Всё чаще Алесь думал о конце своей жизни. Ницше будоражил его мозг, неустанно кружил над ним невидимой птицей: «Когда-нибудь ты устанешь от одиночества, когда-нибудь гордость твоя согнётся и твоё мужество поколеблется. Когда-нибудь ты воскликнешь: «Я одинок!»

Это «когда-нибудь» пришло и неотвязно следовало за Алесем последние месяцы, особенно остро напоминая о себе, когда он возвращался из города.

«Зачем заманил себя в рай древнего змея? Зачем ты заполз в себя – в себя самого?» Ах, как обескураживающее точен Ницше в обращении к Заратустре. Вот и я заполз в себя самого. И что увидел? Не вершину сияющей радости, а бугор удовлетворённого самолюбия. Зло ниспровергал злом!

Но какой летяще-ликующей становилась душа в борении с опасностью! Обострялось всё: окоёмность взгляда, охват звуков, пружинность мышц, предельная точность руки, пускающей пулю или нож. Жаль, возраст требовал своей естественной дани: тело хотело покоя. Алесь не мог, как зверь, окончить жизнь на охотничьей тропе. Да, он настолько сблизился с тайгой, что мог назваться её сыном, но не мог оставаться в ней навсегда: душа Алеся устала значительно раньше истомлённого тела.
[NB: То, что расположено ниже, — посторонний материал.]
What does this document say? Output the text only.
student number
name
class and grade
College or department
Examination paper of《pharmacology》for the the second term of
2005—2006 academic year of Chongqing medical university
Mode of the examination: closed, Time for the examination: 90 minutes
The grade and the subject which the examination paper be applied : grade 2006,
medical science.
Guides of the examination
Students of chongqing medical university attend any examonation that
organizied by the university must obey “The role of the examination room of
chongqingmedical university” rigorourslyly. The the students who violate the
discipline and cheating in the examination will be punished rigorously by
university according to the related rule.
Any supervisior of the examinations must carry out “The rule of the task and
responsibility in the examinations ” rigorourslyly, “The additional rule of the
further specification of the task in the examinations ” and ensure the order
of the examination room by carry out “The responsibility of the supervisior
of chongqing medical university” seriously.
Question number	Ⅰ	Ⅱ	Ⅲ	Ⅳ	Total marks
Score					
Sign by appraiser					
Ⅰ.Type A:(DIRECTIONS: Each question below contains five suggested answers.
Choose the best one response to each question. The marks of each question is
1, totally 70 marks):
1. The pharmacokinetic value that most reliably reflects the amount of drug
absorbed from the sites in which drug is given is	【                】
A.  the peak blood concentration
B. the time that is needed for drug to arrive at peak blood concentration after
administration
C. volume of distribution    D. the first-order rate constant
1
За полчаса до полуночи Алесь разложил костёр. Поставил на складной столик бутылку водки, достал холодную закуску. Угостил Андакана. Выпил за уходящий год. Закутался в тулуп и стал смотреть на огонь. Костёр разгорался, стрелял искрами, которые вместе с дымом улетали в звёздное небо.
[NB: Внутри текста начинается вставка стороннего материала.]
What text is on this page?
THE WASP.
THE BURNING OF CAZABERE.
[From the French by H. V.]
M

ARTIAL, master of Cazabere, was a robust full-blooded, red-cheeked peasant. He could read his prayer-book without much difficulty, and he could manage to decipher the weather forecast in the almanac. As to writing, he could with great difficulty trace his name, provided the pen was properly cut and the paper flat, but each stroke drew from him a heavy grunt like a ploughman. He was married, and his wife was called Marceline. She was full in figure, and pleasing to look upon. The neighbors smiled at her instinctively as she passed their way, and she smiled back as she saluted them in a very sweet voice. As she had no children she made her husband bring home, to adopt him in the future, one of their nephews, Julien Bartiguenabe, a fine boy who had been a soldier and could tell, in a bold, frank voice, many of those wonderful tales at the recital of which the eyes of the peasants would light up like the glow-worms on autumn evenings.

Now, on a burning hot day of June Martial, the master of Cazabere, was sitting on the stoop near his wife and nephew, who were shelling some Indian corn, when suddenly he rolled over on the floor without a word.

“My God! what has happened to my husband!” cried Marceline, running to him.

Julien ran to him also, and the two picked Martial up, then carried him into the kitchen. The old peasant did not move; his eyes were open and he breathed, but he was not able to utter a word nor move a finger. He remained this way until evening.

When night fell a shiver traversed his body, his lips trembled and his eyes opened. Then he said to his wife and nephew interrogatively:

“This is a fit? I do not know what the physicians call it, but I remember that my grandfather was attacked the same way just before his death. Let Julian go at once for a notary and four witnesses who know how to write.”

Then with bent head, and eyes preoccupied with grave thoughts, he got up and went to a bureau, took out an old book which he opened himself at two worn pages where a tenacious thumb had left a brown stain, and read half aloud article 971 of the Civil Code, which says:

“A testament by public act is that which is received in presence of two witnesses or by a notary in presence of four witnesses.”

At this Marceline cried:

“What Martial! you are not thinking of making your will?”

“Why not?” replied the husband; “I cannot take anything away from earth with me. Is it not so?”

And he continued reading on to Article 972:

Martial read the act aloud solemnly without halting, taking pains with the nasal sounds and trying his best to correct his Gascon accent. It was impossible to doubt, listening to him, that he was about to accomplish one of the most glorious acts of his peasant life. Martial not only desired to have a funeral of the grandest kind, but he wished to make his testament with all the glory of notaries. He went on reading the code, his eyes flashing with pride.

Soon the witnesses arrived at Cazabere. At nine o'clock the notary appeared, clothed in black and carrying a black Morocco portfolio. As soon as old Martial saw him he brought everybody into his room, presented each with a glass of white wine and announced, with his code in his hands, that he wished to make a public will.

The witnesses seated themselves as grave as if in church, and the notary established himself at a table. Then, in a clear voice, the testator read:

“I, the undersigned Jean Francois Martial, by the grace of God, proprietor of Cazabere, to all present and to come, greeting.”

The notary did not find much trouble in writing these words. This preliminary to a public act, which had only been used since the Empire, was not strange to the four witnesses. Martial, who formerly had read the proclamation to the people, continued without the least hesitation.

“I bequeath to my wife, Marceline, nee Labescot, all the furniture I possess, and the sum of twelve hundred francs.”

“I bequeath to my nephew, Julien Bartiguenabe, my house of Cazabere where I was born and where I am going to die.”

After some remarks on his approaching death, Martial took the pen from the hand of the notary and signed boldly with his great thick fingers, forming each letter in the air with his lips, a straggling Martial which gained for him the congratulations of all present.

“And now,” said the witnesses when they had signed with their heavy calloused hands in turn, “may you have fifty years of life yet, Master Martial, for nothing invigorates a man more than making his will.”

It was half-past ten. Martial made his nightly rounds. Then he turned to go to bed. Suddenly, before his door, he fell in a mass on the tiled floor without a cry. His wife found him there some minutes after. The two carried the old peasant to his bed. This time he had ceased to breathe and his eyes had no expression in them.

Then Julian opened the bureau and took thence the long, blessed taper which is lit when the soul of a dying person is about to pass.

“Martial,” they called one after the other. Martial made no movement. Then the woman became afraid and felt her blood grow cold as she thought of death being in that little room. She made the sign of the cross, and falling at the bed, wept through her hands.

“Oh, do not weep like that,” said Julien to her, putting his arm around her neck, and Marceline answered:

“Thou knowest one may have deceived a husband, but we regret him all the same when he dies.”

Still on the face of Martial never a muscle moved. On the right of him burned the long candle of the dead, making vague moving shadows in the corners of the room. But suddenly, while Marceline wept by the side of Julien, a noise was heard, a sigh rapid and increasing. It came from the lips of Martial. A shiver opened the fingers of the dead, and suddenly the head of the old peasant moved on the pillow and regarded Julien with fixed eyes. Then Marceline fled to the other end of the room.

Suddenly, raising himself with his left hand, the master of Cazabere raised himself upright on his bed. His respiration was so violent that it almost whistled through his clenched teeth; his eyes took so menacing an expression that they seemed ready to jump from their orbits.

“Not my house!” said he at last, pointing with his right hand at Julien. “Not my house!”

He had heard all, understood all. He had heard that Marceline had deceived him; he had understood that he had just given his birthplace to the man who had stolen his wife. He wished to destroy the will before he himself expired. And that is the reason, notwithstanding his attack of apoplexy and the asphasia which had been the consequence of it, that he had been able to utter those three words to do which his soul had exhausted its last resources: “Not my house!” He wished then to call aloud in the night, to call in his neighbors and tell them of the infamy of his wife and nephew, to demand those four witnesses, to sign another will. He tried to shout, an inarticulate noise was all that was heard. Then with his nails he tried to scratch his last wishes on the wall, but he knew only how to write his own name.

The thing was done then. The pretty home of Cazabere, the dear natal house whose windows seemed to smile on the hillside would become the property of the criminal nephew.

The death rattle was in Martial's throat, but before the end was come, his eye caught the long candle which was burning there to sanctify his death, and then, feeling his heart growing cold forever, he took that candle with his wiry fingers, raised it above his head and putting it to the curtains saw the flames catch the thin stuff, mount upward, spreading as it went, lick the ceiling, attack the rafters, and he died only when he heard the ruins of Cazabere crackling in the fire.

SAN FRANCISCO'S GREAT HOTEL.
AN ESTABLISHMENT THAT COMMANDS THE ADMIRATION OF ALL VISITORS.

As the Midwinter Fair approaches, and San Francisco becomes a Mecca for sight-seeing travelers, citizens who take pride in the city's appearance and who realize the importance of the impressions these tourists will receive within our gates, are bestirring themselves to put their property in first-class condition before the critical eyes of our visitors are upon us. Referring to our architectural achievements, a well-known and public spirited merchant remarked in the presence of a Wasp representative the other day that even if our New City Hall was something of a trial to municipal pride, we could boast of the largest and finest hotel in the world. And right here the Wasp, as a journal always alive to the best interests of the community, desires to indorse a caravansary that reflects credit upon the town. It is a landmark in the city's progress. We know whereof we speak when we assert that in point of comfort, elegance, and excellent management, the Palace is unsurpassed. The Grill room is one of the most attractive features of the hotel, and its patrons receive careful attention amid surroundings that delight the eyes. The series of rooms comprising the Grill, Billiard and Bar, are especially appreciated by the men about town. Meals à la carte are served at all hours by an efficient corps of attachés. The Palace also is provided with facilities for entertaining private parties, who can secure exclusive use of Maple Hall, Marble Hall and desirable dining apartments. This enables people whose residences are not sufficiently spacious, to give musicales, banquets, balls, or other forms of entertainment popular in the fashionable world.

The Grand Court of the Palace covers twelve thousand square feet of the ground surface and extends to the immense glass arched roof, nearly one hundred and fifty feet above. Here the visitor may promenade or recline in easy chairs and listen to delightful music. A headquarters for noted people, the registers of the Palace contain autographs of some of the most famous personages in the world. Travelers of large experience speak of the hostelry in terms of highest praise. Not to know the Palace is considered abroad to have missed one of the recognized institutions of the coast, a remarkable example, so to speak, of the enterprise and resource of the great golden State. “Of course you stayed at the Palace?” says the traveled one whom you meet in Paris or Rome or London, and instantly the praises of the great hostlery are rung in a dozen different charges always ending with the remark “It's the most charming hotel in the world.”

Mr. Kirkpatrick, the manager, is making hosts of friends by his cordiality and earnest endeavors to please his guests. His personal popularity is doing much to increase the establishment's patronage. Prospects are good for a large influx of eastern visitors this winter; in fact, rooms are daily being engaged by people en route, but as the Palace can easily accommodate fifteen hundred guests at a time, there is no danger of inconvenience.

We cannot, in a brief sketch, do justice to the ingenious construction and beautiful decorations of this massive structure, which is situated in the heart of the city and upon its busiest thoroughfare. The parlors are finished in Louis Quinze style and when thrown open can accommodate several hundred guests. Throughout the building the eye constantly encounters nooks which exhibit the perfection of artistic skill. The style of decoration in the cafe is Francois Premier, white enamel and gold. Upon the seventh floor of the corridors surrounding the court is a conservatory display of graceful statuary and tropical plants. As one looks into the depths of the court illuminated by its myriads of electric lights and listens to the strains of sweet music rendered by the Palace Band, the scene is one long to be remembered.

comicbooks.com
Алесь включил транзистор. Эфир трещал от звонких похвал достижениям страны в росте благосостояния народа. Что-то построили, кому-то дали новую квартиру, кого-то наградили. С горькой усмешкой Алесь слушал голоса подкупленных подарками дедушек и бабушек, молодых рабочих и студентов, благодарящих власть за стремительно набирающую высоту народное счастье. Приводили примеры: в прошлом году на душу населения приходилось по пять съеденных кур, а в уходящем – уже восемь (к «душам», естественно, причислялся и тот субъект, который ни одной курицы и в глаза не видел).

Местное лесогорское радио трещало в таком же пропагандистском русле, славя «мудрое руководство губернатора». Назывались объявляемые Салиподом кампании года инвалида, года матери, года села, года здравоохранения, года спорта. Инвалидов не убавлялось, напротив, прибывало от спивающихся безработных и молодых наркоманов. Разводов становилось всё больше, детей рождалось всё меньше.

Пустопорожние передачи обрамлялись бравурной музыкой. Алесь поставил кассету с записью произведений Морриконе. Дивная музыка отвлекла его от мрачных мыслей. Он погрузился в расслабляющую дрёму, как бы и не думая ни о чём, скользя мыслью по каким-то событиям жизни, не задерживаясь на них.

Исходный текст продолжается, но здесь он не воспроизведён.